The G500s I bought in 2013 is still going strong, the only thing that’s missing is updated and functioning software to go with it. Logitech’s own driver offering was always absurdly bloated and after a couple of years dropped support for this particular model.
That popular open source package managers will at some point all get owned is so inevitable that it’s hardly worth mentioning.
Cocoapods in this case is a bit of an outlier because the entire setup here has been so broken to begin with. iOS development never really allowed for dependency management so Cocoapods did it in an very hacky way and it was written in Ruby, a relatively niche end-of-life language that would have no chance to be blessed by Apple and shouldn’t be used for anything serious to begin with. (Don’t even get me started on Carthage.)
Swift Package Manager has been released years ago but lots of projects of course never manage to switch. I believe the best thing a project can do in such a situation is to terminate itself for the greater good.

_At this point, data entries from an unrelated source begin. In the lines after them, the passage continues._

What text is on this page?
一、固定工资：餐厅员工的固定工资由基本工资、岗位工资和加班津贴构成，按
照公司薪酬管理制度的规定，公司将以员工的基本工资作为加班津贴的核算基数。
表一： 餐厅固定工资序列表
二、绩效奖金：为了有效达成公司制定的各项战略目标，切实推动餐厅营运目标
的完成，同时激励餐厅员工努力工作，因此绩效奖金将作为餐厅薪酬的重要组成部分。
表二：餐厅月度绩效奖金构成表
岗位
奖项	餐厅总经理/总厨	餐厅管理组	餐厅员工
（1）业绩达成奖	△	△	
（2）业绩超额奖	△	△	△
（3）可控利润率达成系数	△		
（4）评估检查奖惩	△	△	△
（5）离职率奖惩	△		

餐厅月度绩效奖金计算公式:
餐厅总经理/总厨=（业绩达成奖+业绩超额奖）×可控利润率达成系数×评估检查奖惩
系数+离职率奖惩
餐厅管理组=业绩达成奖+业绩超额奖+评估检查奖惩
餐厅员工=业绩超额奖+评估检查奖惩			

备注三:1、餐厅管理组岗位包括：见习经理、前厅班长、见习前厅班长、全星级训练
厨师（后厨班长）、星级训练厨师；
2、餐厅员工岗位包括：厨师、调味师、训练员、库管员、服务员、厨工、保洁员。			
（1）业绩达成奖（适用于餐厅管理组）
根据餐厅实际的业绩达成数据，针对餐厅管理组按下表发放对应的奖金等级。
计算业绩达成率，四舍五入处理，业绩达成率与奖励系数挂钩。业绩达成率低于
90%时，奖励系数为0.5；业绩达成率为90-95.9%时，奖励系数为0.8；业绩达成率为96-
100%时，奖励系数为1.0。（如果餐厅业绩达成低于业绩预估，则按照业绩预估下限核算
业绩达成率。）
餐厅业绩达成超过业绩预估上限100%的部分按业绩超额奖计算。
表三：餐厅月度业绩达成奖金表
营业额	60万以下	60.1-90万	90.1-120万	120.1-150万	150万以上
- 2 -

https://www.theregister.com/2024/07/02/cocoapods_vulns_supply_chain_potential/
The end of free money has had a huge negative impact on open source. I agree with the author here, it would have been better to license everything under copy-left and see what happens.
The Netherlands is facing similar problems where depressed salaries, lack of housing and rampant overt racism are making it difficult to attract digital talent from all over the world.

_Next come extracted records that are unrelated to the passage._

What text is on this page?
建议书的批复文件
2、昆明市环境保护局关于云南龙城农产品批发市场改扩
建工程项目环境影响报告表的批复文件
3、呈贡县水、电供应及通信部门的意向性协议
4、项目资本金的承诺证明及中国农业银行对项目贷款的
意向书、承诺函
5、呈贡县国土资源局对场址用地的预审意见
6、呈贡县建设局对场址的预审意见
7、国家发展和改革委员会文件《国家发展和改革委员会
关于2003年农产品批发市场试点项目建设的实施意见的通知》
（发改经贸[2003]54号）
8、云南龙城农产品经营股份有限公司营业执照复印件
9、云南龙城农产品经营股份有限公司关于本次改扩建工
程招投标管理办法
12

You know, countries could have promoted STEM education as a pursuit decades ago but given the state of things, nothing is getting done in technology without people from outside of Europe. Let’s see whether we make the smart choice this time round, or whether we’ll see countries ‘cutting their nose to spite their face’ as the saying goes.

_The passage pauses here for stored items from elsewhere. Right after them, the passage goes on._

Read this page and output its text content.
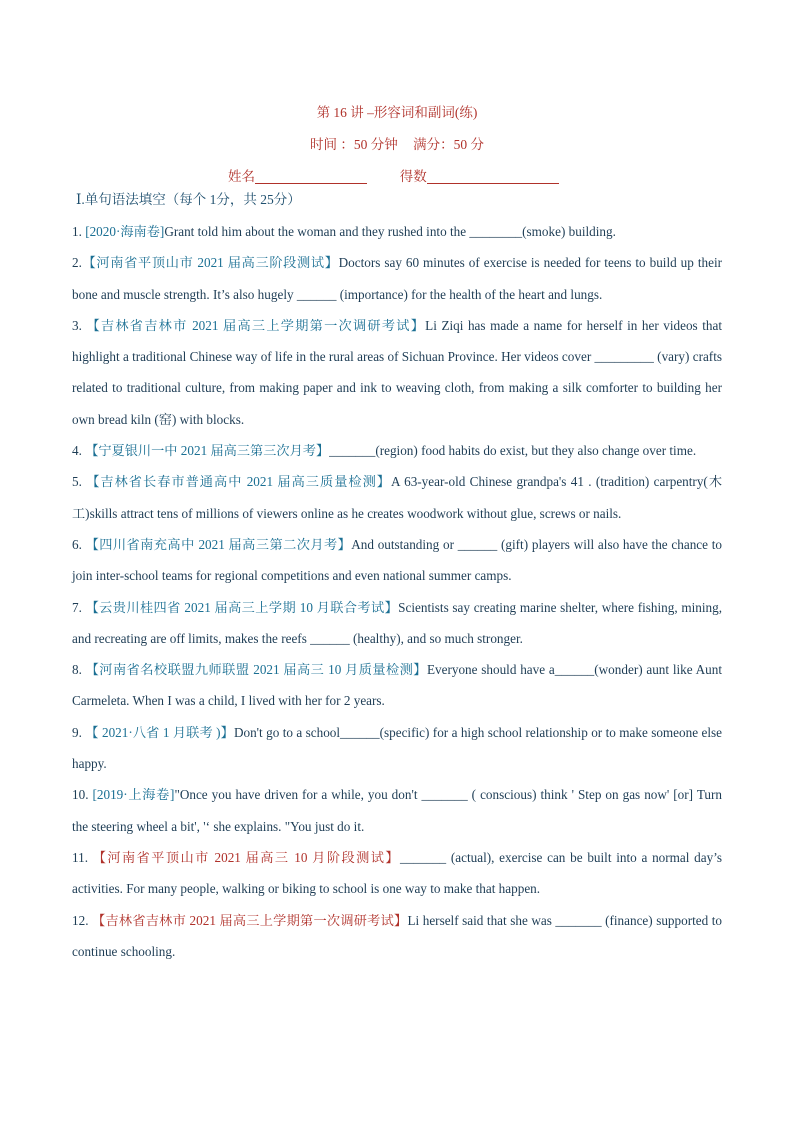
第 16 讲 –形容词和副词(练)
时间 ：50 分钟 满分：50 分
姓名	得数
Ⅰ.单句语法填空（每个 1分，共 25分）
1. [2020·海南卷]Grant told him about the woman and they rushed into the ________(smoke) building.
2.【河南省平顶山市 2021 届高三阶段测试】Doctors say 60 minutes of exercise is needed for teens to build up their bone and muscle strength. It’s also hugely ______ (importance) for the health of the heart and lungs.
3. 【吉林省吉林市 2021 届高三上学期第一次调研考试】Li Ziqi has made a name for herself in her videos that highlight a traditional Chinese way of life in the rural areas of Sichuan Province. Her videos cover _________ (vary) crafts related to traditional culture, from making paper and ink to weaving cloth, from making a silk comforter to building her own bread kiln (窑) with blocks.
4. 【宁夏银川一中 2021 届高三第三次月考】_______(region) food habits do exist, but they also change over time.
5. 【吉林省长春市普通高中 2021 届高三质量检测】A 63-year-old Chinese grandpa's 41 . (tradition) carpentry(木工)skills attract tens of millions of viewers online as he creates woodwork without glue, screws or nails.
6. 【四川省南充高中 2021 届高三第二次月考】And outstanding or ______ (gift) players will also have the chance to join inter-school teams for regional competitions and even national summer camps.
7. 【云贵川桂四省 2021 届高三上学期 10 月联合考试】Scientists say creating marine shelter, where fishing, mining, and recreating are off limits, makes the reefs ______ (healthy), and so much stronger.
8. 【河南省名校联盟九师联盟 2021 届高三 10 月质量检测】Everyone should have a______(wonder) aunt like Aunt Carmeleta. When I was a child, I lived with her for 2 years.
9. 【 2021·八省 1 月联考 )】Don't go to a school______(specific) for a high school relationship or to make someone else happy.
10. [2019·上海卷]"Once you have driven for a while, you don't _______ ( conscious) think ' Step on gas now' [or] Turn the steering wheel a bit', '‘ she explains. "You just do it.
11. 【河南省平顶山市 2021 届高三 10 月阶段测试】_______ (actual), exercise can be built into a normal day’s activities. For many people, walking or biking to school is one way to make that happen.
12. 【吉林省吉林市 2021 届高三上学期第一次调研考试】Li herself said that she was _______ (finance) supported to continue schooling.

As somebody who dove pretty deep into how to run a creative agency in a way that’s innovative and goes against the grain, I really like what Village One here in Berlin are doing with their cooperative approach.
I’ll be following them closely and I hope they survive on their terms.
https://www.village.one/garden/library/what-is-a-cooperative
Last week I was making a presentation and I came across Deming and his principles. I have often gotten the question: “If you don’t measure X, then how will you know we’re doing well or improving?” which I always felt was misguided.
It turns out that Deming was way ahead of me there, he says: “Eliminate management by objective. Eliminate management by numbers, numerical goals. Substitute leadership.”
Leadership is always the key.
https://en.wikipedia.org/wiki/W._Edwards_Deming#Key_principles
It’s hard to believe that it’s going to cost €1.6B for Germany to hook up ChatGPT to their beloved fax machines.
Doing the things listed here as a VP by Emily Nakashima sounds all nice and well (maybe fun even for some people), but the core deliverables of alignment and focus are the real test: both are impossibly hard to achieve and worth their weight in gold.
It’s understandable that organizations try to make their word legible and simplify things. In fact, it’s one of the reasons for the organizational boundary.
The problem is that monoprocess pretty much entirely does not work for any creative/agile endeavour. Things are valuable exactly because they are complicated and messy.
A nice article about Box’s transformation and especially that chart contrasting burn v. growth is one of the most important things for any startup to keep in mind.
We’ve mapped our metrics and levers in Double Loop as a platform org and are now seeing this approach spread through the company.
Daniel explains here how you can use their tool to operationalize strategy and systems thinking.